上記1は、一定の点数がとれれば皆合格だ。受験者全員合格ということもある。自動車の運転免許もこのパターンだ。
上記2は、受験者を得点の多い順に並べて上から数えて定数に達したところまで合格になる。高校受験は大抵これだ。合否判定の作業は公開されない。だから予備校など受験産業に携わる人たちは、合格者の顔ぶれと彼等の過去の模擬試験の成績から、合格ラインを推定している。
我々現代の愛好家の手許には、おびただしいブラームス作品が残されているようにも見えるが、それらは原則としてブラームス本人が出版に同意した作品である。つまりブラームスの内部に存在した基準に適合した作品ということだ。「ブラームスの辞書」が目指すのは、基準適合品を精査する中から、ブラームスの内部基準を類推することだ。予備校の担当者が行っている合格ラインの算出と根っこが同じと思う。彼らは合格者と不合格者の顔ぶれが比較できる分だけ、推定の精度があがるに違いない。
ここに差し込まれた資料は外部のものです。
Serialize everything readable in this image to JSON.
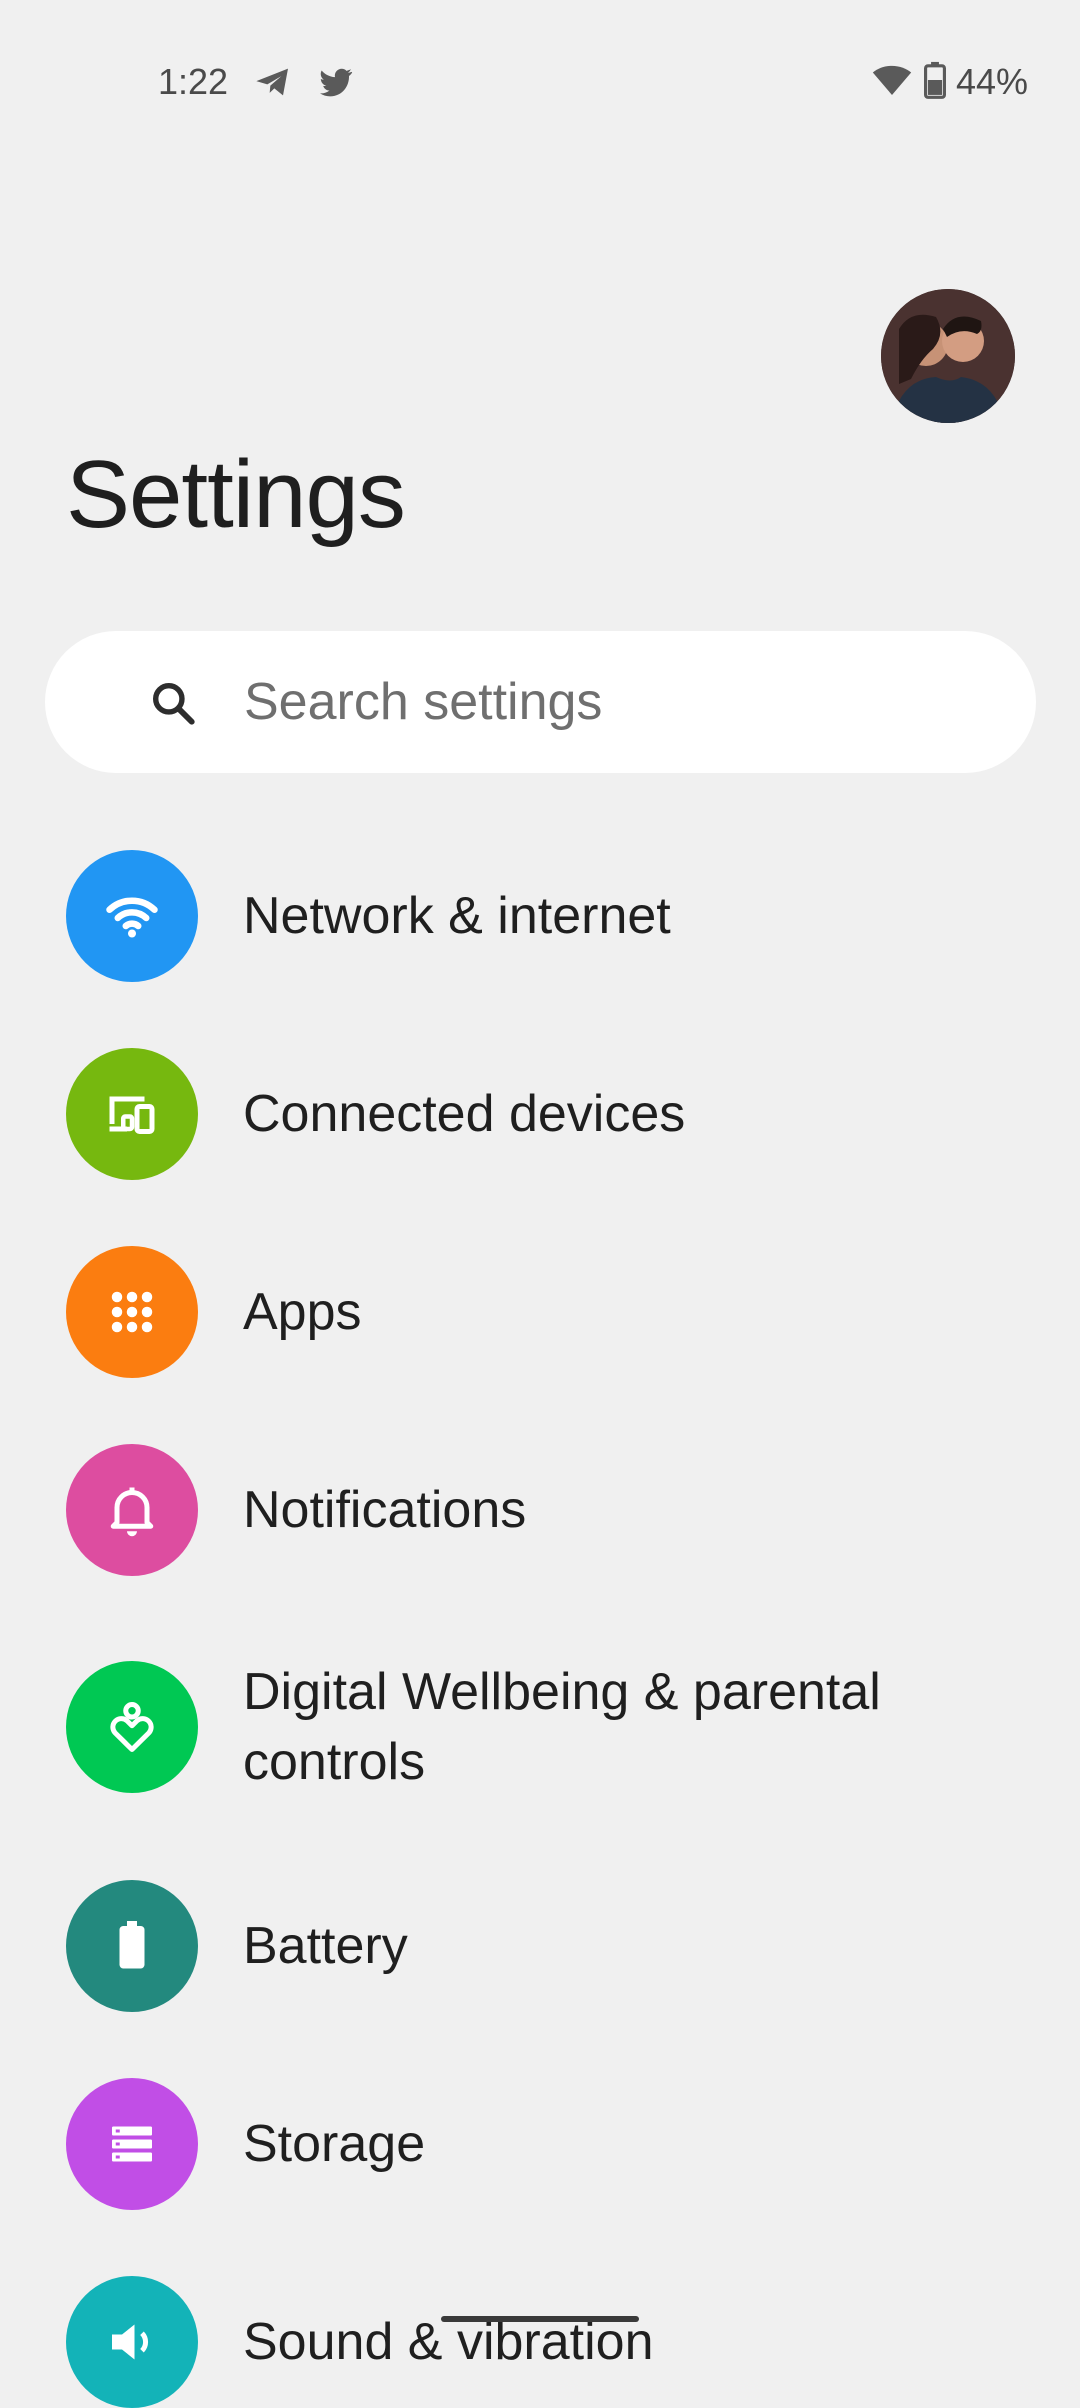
{
  "status_bar": {
    "time": "1:22",
    "battery_percent": "44%",
    "notification_icons": [
      "telegram-icon",
      "twitter-icon"
    ],
    "system_icons": [
      "wifi-icon",
      "battery-icon"
    ]
  },
  "header": {
    "title": "Settings"
  },
  "search": {
    "placeholder": "Search settings"
  },
  "settings_items": [
    {
      "label": "Network & internet",
      "icon": "wifi-icon",
      "color": "#2196f3"
    },
    {
      "label": "Connected devices",
      "icon": "devices-icon",
      "color": "#76b80f"
    },
    {
      "label": "Apps",
      "icon": "apps-grid-icon",
      "color": "#fb7d10"
    },
    {
      "label": "Notifications",
      "icon": "bell-icon",
      "color": "#dd4da0"
    },
    {
      "label": "Digital Wellbeing & parental controls",
      "icon": "wellbeing-icon",
      "color": "#00c853"
    },
    {
      "label": "Battery",
      "icon": "battery-icon",
      "color": "#23897e"
    },
    {
      "label": "Storage",
      "icon": "storage-icon",
      "color": "#c14ee6"
    },
    {
      "label": "Sound & vibration",
      "icon": "volume-icon",
      "color": "#13b3b8"
    }
  ]
}
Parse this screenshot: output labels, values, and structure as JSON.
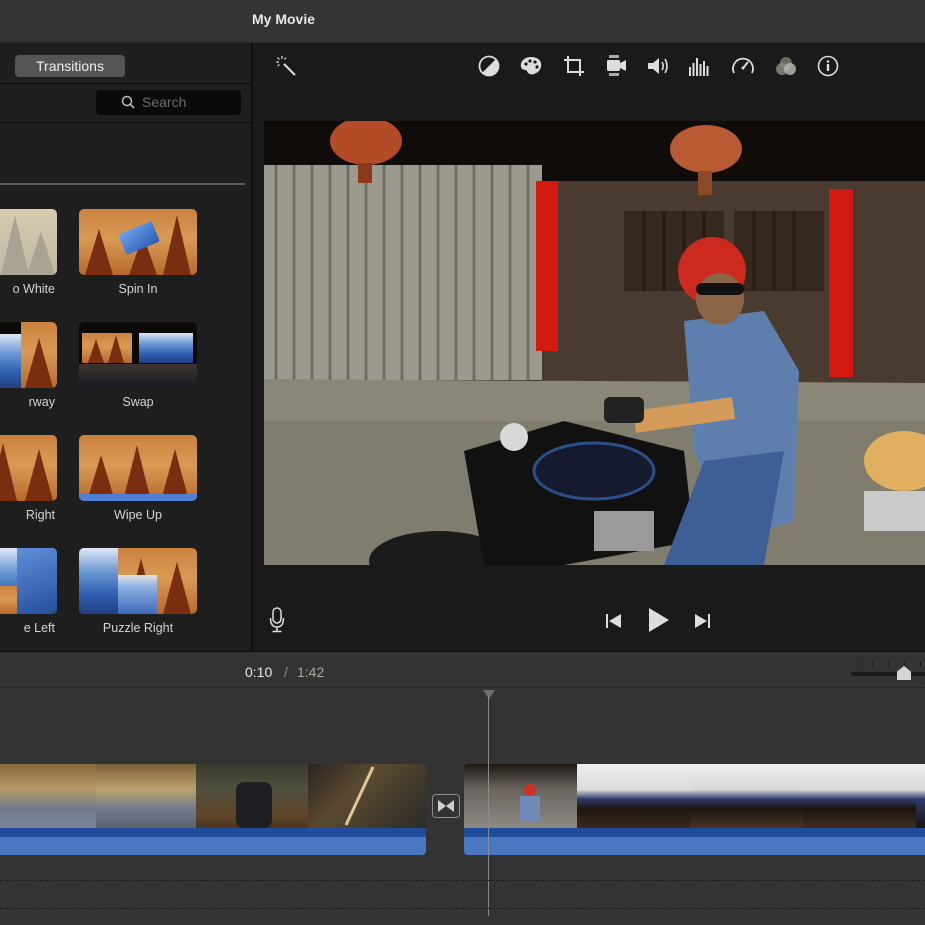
{
  "window": {
    "title": "My Movie"
  },
  "browser": {
    "active_tab": "Transitions",
    "search": {
      "placeholder": "Search",
      "value": "",
      "icon": "search-icon"
    },
    "transitions": [
      {
        "label": "Fade to White",
        "visible_label": "o White",
        "style": "fog"
      },
      {
        "label": "Spin In",
        "visible_label": "Spin In",
        "style": "spin"
      },
      {
        "label": "Doorway",
        "visible_label": "rway",
        "style": "doorway"
      },
      {
        "label": "Swap",
        "visible_label": "Swap",
        "style": "swap"
      },
      {
        "label": "Wipe Right",
        "visible_label": "Right",
        "style": "forest"
      },
      {
        "label": "Wipe Up",
        "visible_label": "Wipe Up",
        "style": "wipeup"
      },
      {
        "label": "Puzzle Left",
        "visible_label": "e Left",
        "style": "puzzleleft"
      },
      {
        "label": "Puzzle Right",
        "visible_label": "Puzzle Right",
        "style": "puzzleright"
      }
    ]
  },
  "viewer": {
    "left_tool": "magic-wand-icon",
    "tools": [
      {
        "name": "color-balance-icon",
        "glyph": "◐"
      },
      {
        "name": "color-correction-icon",
        "glyph": "palette"
      },
      {
        "name": "crop-icon",
        "glyph": "crop"
      },
      {
        "name": "stabilization-icon",
        "glyph": "camera"
      },
      {
        "name": "volume-icon",
        "glyph": "speaker"
      },
      {
        "name": "equalizer-icon",
        "glyph": "bars"
      },
      {
        "name": "speed-icon",
        "glyph": "gauge"
      },
      {
        "name": "clip-filter-icon",
        "glyph": "circles"
      },
      {
        "name": "info-icon",
        "glyph": "i"
      }
    ],
    "controls": {
      "voiceover": "microphone-icon",
      "previous": "skip-back-icon",
      "play": "play-icon",
      "next": "skip-forward-icon"
    }
  },
  "timeline": {
    "current_time": "0:10",
    "separator": "/",
    "total_time": "1:42",
    "zoom_level": 0.75,
    "clips": [
      {
        "name": "clip-park-buffalo",
        "frames": 4
      },
      {
        "name": "clip-motorcycle-plants",
        "frames": 5
      }
    ],
    "transition_icon": "cross-dissolve-icon"
  },
  "colors": {
    "title_bar": "#343434",
    "panel": "#1e1e1e",
    "timeline_bg": "#333333",
    "audio_dark": "#1f4c9c",
    "audio_wave": "#4a78c0",
    "search_bg": "#0a0a0a"
  }
}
ブラームスは基準に満たなかった作品の出版を拒絶しただけでなく、廃棄も完璧だったから、後世の愛好家は不合格者を見ることが出来ない。合格者の顔ぶれから合格ラインを判定するのはとても難しいのだ。
だから「post.」の文字が添えられた作品は貴重なのだ。ブラームスの真作であることが確実でありながら、本人が出版に同意しなかったからだ。つまりこれらは不合格者だ。合格者と比較することで、合格ラインをよりリアルに想像することが可能になる。
例外は「オルガンのための11のコラール前奏曲」op122だけだ。